Currently we have DQN, DDPG, TD3, SAC and PPO demos. We provide training and evaluation entry for all of them. All these policies are implemented from DI-engine standard policy zoo. You can refer to DI-engine’s document to get how to modify the training hyper-parameters in config.

Environment

The simple RL experiments use the environment instance SimpleCarlaEnv which is well defined with specified inputs and outputs. The standard usage to customize the env interfaces is to add EnvWrapper and change the input, output, reward of Env. For example:

class DiscreteEnvWrapper(gym.Wrapper):

    self._acc_list = [(0, 1), (0.25, 0), (0.75, 0),]
    self._steer_list = [-0.8, -0.5, -0.2, 0, 0.2, 0.5, 0.8]

    def reset(self, *args, **kwargs) -> Any:
        obs = super().reset(*args, **kwargs)
        obs_out = {
            'birdview': obs['birdview'][..., [0, 1, 5, 6, 8]],
            'speed': (obs['speed'] / 25).astype(np.float32),
        }
        return obs_out

    def step(self, id):
        if isinstance(id, torch.Tensor):
            id = id.item()
        id = np.squeeze(id)
        assert id < len(self._acc_list) * len(self._steer_list), (id, len(self._acc_list) * len(self._steer_list))
        mod_value = len(self._acc_list)
        acc = self._acc_list[id % mod_value]
        steer = self._steer_list[id // mod_value]
        action = {
            'steer': steer,
            'throttle': acc[0],
            'brake': acc[1],
        }
        obs, reward, done, info = super().step(action)
        obs_out = {
            'birdview': obs['birdview'][..., [0, 1, 5, 6, 8]],
            'speed': (obs['speed'] / 25).astype(np.float32),
        }
        return obs_out, reward, done, info

This will map the discrete action space to continuous control signal in Carla env and delete traffic signal channels in BeV image. Other wrappers work in the same way.

We have tried amounts of reward shaping and add varies kinds of reward function in the Env. By default only [‘goal’, ‘distance’, ‘speed’, ‘angle’, ‘failure’] 5 types of reward is taken into account. You can modify the reward types you want to use via config.

Training and Evaluation

The entry files of all the RL methods are written in standard distributed way using DI-engine to run RL experiments. The sub-process env manager in Di-engine is used to run multi-env in parallel. Off-policy methods use collector, learner, replay buffer in DI-engine and evaluator in DI-drive. On-policy method does not use replay buffer.

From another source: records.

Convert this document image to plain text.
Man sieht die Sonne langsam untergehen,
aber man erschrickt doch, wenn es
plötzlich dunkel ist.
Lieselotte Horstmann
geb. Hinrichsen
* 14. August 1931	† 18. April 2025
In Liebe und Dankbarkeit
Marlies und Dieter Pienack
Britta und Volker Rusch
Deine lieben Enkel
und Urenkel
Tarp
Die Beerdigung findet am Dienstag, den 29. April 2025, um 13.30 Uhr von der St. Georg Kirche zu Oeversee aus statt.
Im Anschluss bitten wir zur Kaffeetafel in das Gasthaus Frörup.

We follow the standard deployment of the Distributed feature in DI-engine. Details can be referred in Distributed. All training pipeline is divided into different procedures and are combined by a Task object. Information between different middleware are communicated by a ctx dict. On-policy and Off-policy method has different collect procedure, with others remain.

Training loop:

with Task(async_mode=args.use_async) as task:
    task.use_step_wrapper(StepTimer(print_per_step=1))
    task.use(evaluate(task, evaluator, learner))
    if replay_buffer is None:
        task.use(on_policy_collect(collector))
    else:
        task.use(off_policy_collect(epsilon_greedy, collector, replay_buffer, cfg))
    task.use(train(learner, replay_buffer, cfg))
    task.run(max_step=int(1e8))

On-policy collection:

def on_policy_collect(collector):
    def _collect(ctx):
        ctx.setdefault("train_iter", -1)
        new_data = collector.collect(train_iter=ctx.train_iter)
        unpack_birdview(new_data)
        ctx.new_data = new_data
        ctx.envstep = collector.envstep
    return _collect

Off-policy collection:

def off_policy_collect(epsilon_greedy, collector, replay_buffer, cfg):
    def _collect(ctx):
        ctx.setdefault("train_iter", -1)
        if epsilon_greedy is not None:
            eps = epsilon_greedy(collector.envstep)
            new_data = collector.collect(train_iter=ctx.train_iter, policy_kwargs={'eps': eps})
        else:
            new_data = collector.collect(train_iter=ctx.train_iter)
        ctx.update_per_collect = len(new_data) // cfg.policy.learn.batch_size * 4
        replay_buffer.push(new_data, cur_collector_envstep=collector.envstep)
        ctx.envstep = collector.envstep
    return _collect

Other procedures:

def evaluate(task, evaluator, learner):
    def _evaluate(ctx):
        ctx.setdefault("envstep", -1)  # Avoid attribute not existing
        if evaluator.should_eval(learner.train_iter):
            stop, rate = evaluator.eval(learner.save_checkpoint, learner.train_iter, ctx.envstep)
            if stop:
                task.finish = True
                return
    return _evaluate

def train(learner, replay_buffer, cfg):
    def _train(ctx):
        ctx.setdefault("envstep", -1)
        if 'new_data' in ctx:
            learner.train(ctx.new_data, ctx.envstep)
        else:
            if 'update_per_collect' in ctx:
                update_per_collect = ctx.update_per_collect
            else:
                update_per_collect = cfg.policy.learn.update_per_collect
            for i in range(update_per_collect):
                train_data = replay_buffer.sample(cfg.policy.learn.batch_size, learner.train_iter)
                if train_data is not None:
                    train_data = copy.deepcopy(train_data)
                    unpack_birdview(train_data)
                    learner.train(train_data, ctx.envstep)
                if cfg.policy.get('priority', False):
                    replay_buffer.update(learner.priority_info)
        ctx.train_iter = learner.train_iter
    return _train

The are two kinds of evaluation provided in this demo, Carla benchmark evaluation and close-loop driving test. The former one is to evaluate the general performance of a policy in a benchmark suite, the latter one is mostly used to visualize driving results in a route. They can be implement using CarlaBenchmarkEvaluator and SerialEvaluator separately.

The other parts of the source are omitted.